Ecologic, Institut für internationale und europäische Umweltpolitik

"Die Liberalisierung der Strom- und Gasmärkte ist in der EU gemeinschaftsrechtlich vorgegeben. Im Energiebinnenmarkt sollen Verbraucher die freie Wahl haben, die attraktivsten Angebote zu wählen. Im Gegensatz dazu ist der Netzbereich weitgehend als natürliches Monopol anerkannt. Um überhöhte Preise zu vermeiden, werden die Netzentgelte genehmigt. Ab 2009 im Rahmen der Anreizregulierung, die angemessene Preise und Effizienzanreize setzen soll. Daneben ist eine Voraussetzung für Wettbewerb im Warenmarkt für Strom und Gas der diskriminierungsfreie Netzzugang. Wenn aber Netzbetreiber wie in Deutschland auch im Strom- und Gasmarkt aktiv sind, kommt es zu Interessenkonflikten. Auch hier gibt es deshalb regulierende Vorgaben. Um Interessenskonflikte zu vermeiden, wäre eine weitestgehende Entflechtung strukturell sinnvoll und dem Wettbewerb zuträglich. Dies sind Rahmenbedingungen, die für private wie für kommunale Unternehmen gelten. Weder im Strom- und Gas- noch im Transportmarkt ist jedoch eine 'Rekommunalisierung' eine Garantie für Effizienz, Klimaschutz oder niedrige Preise, auch wenn kommunale Unternehmen in ihre Firmenpolitik politische Erwägungen einfließen lassen können."

Georg Licht

Zentrum für europäische Wirtschaftsforschung, Mannheim

"Die Marktmacht der vier großen Produzenten von Strom in Deutschland (Eon, RWE, Vattenfall, EnBW) ist beträchtlich.
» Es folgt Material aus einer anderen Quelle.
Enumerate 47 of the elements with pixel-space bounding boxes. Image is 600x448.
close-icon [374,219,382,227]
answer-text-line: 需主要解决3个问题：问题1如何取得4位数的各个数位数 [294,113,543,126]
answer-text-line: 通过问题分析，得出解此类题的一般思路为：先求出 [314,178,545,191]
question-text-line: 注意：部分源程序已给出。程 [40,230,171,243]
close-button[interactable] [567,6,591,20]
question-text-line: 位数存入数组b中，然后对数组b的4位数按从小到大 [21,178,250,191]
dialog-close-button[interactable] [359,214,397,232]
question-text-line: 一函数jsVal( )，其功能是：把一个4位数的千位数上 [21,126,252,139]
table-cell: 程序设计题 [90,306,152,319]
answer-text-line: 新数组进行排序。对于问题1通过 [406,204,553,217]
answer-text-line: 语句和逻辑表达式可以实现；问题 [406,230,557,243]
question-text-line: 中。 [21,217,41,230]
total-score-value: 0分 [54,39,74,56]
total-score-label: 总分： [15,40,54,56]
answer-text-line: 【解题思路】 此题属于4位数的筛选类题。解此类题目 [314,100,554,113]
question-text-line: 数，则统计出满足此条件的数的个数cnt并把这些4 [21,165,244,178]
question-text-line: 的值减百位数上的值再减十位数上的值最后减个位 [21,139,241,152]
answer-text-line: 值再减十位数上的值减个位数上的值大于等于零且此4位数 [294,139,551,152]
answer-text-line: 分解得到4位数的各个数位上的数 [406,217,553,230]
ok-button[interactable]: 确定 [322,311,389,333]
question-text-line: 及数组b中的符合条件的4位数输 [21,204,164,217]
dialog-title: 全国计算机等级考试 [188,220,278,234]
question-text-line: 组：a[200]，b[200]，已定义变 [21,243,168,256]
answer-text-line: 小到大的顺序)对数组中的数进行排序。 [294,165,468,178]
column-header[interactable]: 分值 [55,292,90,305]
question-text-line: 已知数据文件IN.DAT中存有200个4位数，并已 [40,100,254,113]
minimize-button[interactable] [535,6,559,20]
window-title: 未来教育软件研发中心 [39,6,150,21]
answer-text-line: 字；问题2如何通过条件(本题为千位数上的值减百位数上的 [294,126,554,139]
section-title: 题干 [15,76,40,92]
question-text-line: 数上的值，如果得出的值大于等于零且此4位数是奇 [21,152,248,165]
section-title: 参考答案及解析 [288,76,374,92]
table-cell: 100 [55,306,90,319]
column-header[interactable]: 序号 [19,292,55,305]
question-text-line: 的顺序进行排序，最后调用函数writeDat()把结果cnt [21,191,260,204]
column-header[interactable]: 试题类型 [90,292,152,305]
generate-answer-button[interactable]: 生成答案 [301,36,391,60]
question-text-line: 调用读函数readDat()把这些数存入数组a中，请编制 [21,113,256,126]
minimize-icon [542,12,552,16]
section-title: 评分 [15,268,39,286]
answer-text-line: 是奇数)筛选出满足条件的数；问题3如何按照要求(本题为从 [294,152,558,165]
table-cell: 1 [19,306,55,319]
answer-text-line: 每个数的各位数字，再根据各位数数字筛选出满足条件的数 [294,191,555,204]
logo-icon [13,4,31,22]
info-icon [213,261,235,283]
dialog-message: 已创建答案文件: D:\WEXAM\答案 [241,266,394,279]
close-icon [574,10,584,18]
Nicht zuletzt auch dadurch, dass die Verbraucher von den Wechselmöglichkeiten bislang nur sehr zögerlich Gebrauch machen. Die Wettbewerbsbehörden verfügen aber über Instrumente, um der missbräuchlichen Ausnutzung von Marktmacht zu begegnen. Sie müssten nur konsequenter eingesetzt werden. Die Überführung der lokalen Strom- und Gasversorgung in kommunale Unternehmen dürfte nur wenig am Preissetzungsverhalten der überregionalen Stromanbieter ändern. Ich erwarte weder im Bereich der Verteilung noch im Bereich der Erzeugung von Energie von einer Kommunalisierung Preis senkende Auswirkungen."

Mittelmäßige Realisierungschancen

Die Rekommunalisierung alleine scheint keine Garantie für faire Energiepreise zu sein. Um den Preiswucher zu stoppen wäre es sinnvoller, bereits geltende Gesetze auch konsequent anzuwenden.